Il Camerino Festival unisce
artisti locali e star internazionali
CAMERINO - Bilancio positivo della kermesse musicale che ha visto dialogare l'Orchestra Fiati con solisti come Giovanni Punzi, Ferec Akbarov e Nello Salza
Un’orchestra di fiati composta da musicisti locali, gran parte dei quali provenienti da importanti conservatori italiani, protagonisti del “Camerino Music Festival” insieme a solisti di fama internazionale. E’ questa l’idea che ha mosso il maestro Vincenzo Correnti più di un anno fa, concretizzatasi già nella scorsa edizione del Camerino Festival e riproposta nel corso dell’attuale (svoltosi dal 10 al 20 agosto. La locale Orchestra Fiati ha ricoperto un ruolo primario sia nella serata del 17 agosto, nella splendida cornice del cortile del museo di San Domenico, sia in quella del 21 al teatro Marchetti. Nel corso della prima data in programma il maestro Correnti, nelle vesti di direttore, e il suo organico hanno saputo instaurare pregevoli dialoghi musicali con solisti del clarinetto del calibro di Giovanni Punzi, Orchestra filarmonica di Copenhagen, Gabor Varga, clarinettista ungherese tra i più apprezzati in Europa, e Ferec Akbarov, giovane concertista già vincitore di importanti concorsi internazionali, su musiche del compositore marchigiano Michele Mangani, omaggianti Giuseppe Verdi e Gioacchino Rossini.

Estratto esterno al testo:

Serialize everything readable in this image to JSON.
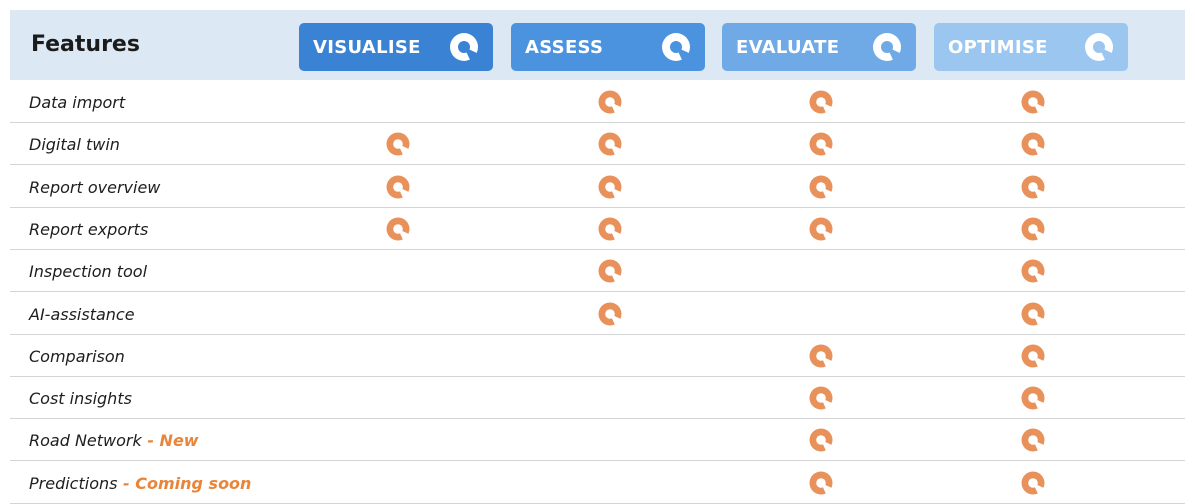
{
  "header": {
    "title": "Features",
    "plans": [
      {
        "id": "visualise",
        "label": "VISUALISE",
        "icon": "brand-q-icon",
        "color": "#3a82d4"
      },
      {
        "id": "assess",
        "label": "ASSESS",
        "icon": "brand-q-icon",
        "color": "#4b93df"
      },
      {
        "id": "evaluate",
        "label": "EVALUATE",
        "icon": "brand-q-icon",
        "color": "#70aae6"
      },
      {
        "id": "optimise",
        "label": "OPTIMISE",
        "icon": "brand-q-icon",
        "color": "#9bc6ef"
      }
    ]
  },
  "check_icon": {
    "name": "brand-q-icon",
    "color": "#e8915a"
  },
  "rows": [
    {
      "label": "Data import",
      "tag": "",
      "included": [
        false,
        true,
        true,
        true
      ]
    },
    {
      "label": "Digital twin",
      "tag": "",
      "included": [
        true,
        true,
        true,
        true
      ]
    },
    {
      "label": "Report overview",
      "tag": "",
      "included": [
        true,
        true,
        true,
        true
      ]
    },
    {
      "label": "Report exports",
      "tag": "",
      "included": [
        true,
        true,
        true,
        true
      ]
    },
    {
      "label": "Inspection tool",
      "tag": "",
      "included": [
        false,
        true,
        false,
        true
      ]
    },
    {
      "label": "AI-assistance",
      "tag": "",
      "included": [
        false,
        true,
        false,
        true
      ]
    },
    {
      "label": "Comparison",
      "tag": "",
      "included": [
        false,
        false,
        true,
        true
      ]
    },
    {
      "label": "Cost insights",
      "tag": "",
      "included": [
        false,
        false,
        true,
        true
      ]
    },
    {
      "label": "Road Network",
      "tag": " - New",
      "included": [
        false,
        false,
        true,
        true
      ]
    },
    {
      "label": "Predictions",
      "tag": " - Coming soon",
      "included": [
        false,
        false,
        true,
        true
      ]
    }
  ]
}
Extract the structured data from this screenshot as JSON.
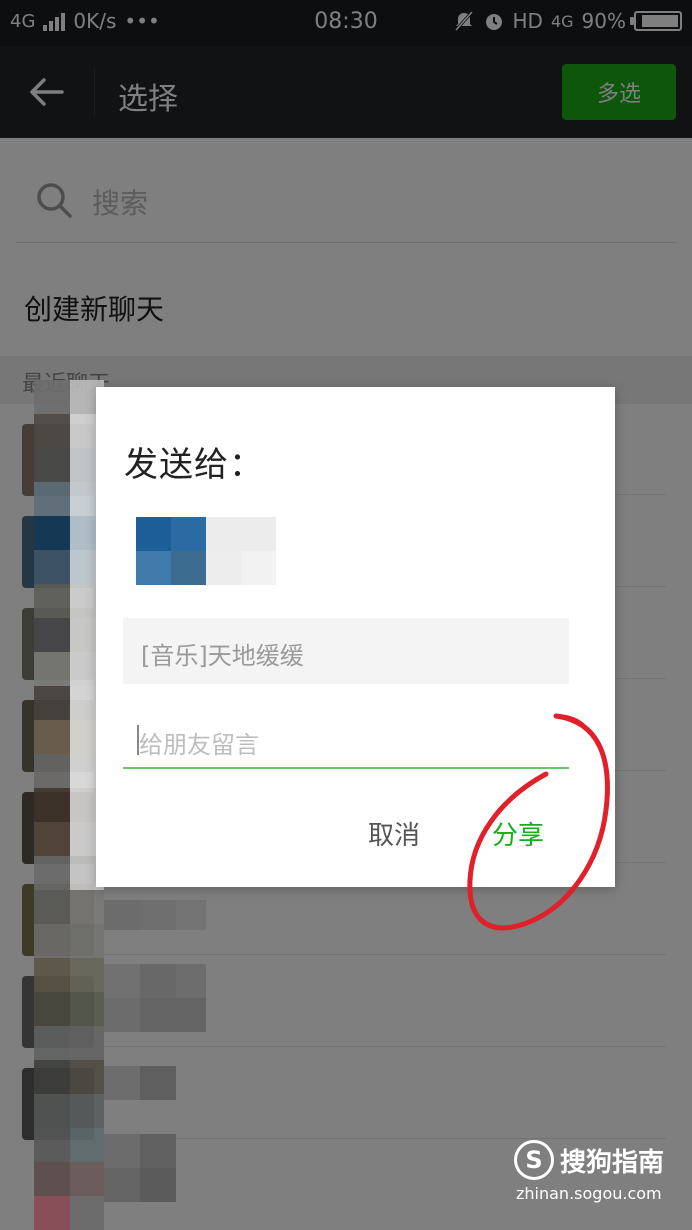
{
  "status_bar": {
    "network": "4G",
    "speed": "0K/s",
    "dots": "•••",
    "time": "08:30",
    "hd": "HD",
    "network_right": "4G",
    "battery": "90%",
    "battery_level": 0.9
  },
  "header": {
    "title": "选择",
    "multi_select_label": "多选"
  },
  "search": {
    "placeholder": "搜索"
  },
  "list": {
    "create_new_chat": "创建新聊天",
    "section_label": "最近聊天"
  },
  "dialog": {
    "title": "发送给：",
    "shared_item": "[音乐]天地缓缓",
    "message_placeholder": "给朋友留言",
    "cancel_label": "取消",
    "share_label": "分享"
  },
  "watermark": {
    "logo_letter": "S",
    "brand": "搜狗指南",
    "url": "zhinan.sogou.com"
  },
  "colors": {
    "accent_green": "#1aad19",
    "annotation_red": "#e0202a",
    "topbar": "#222426"
  }
}
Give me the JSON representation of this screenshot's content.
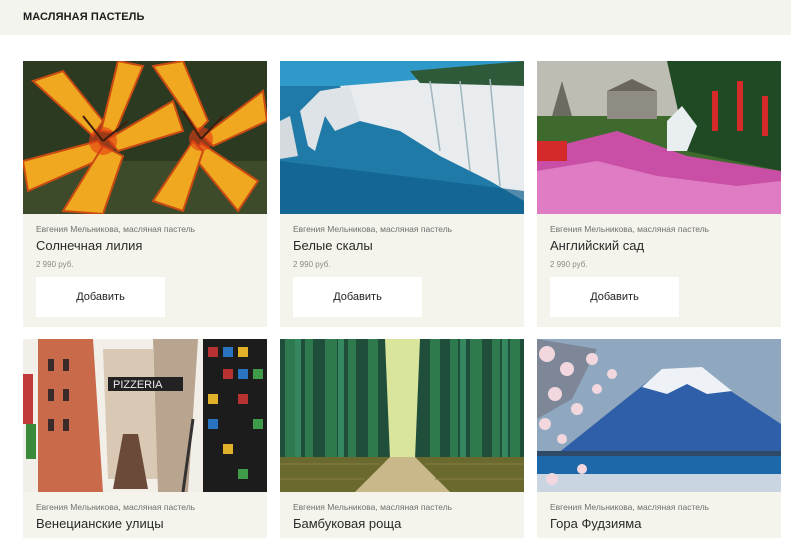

Altro enorme successo, di pubblico e critica, firmato “Camerino Music Festival”, è stata la serata del 21 agosto. In un teatro Marchetti gremito, l’Orchestra Fiati ha accompagnato il celebre trombettista Nello Salza, raffinato interprete di oltre 400 colonne sonore. Il suono della tromba del maestro Salza si è perfettamente fuso con le eleganti sonorità dell’organico ducale, regalando agli ascoltatori presenti sublimi ed emozionanti pagine musicali degli illustri maestri e premi Oscar Nicola Piovani, Nino Rota, Andrea ed Ennio Morricone. Al termine della serata Piero Vincenti, direttore artistico della kermesse, e lo stesso Correnti hanno più volte espresso il concetto che il successo dell’Orchestra Fiati, all’interno del Festival, è in gran parte dovuto al fatto che i componenti non sono stati semplici esecutori ma coloro che per primi hanno usufruito delle emozioni derivanti dalla musica eseguita.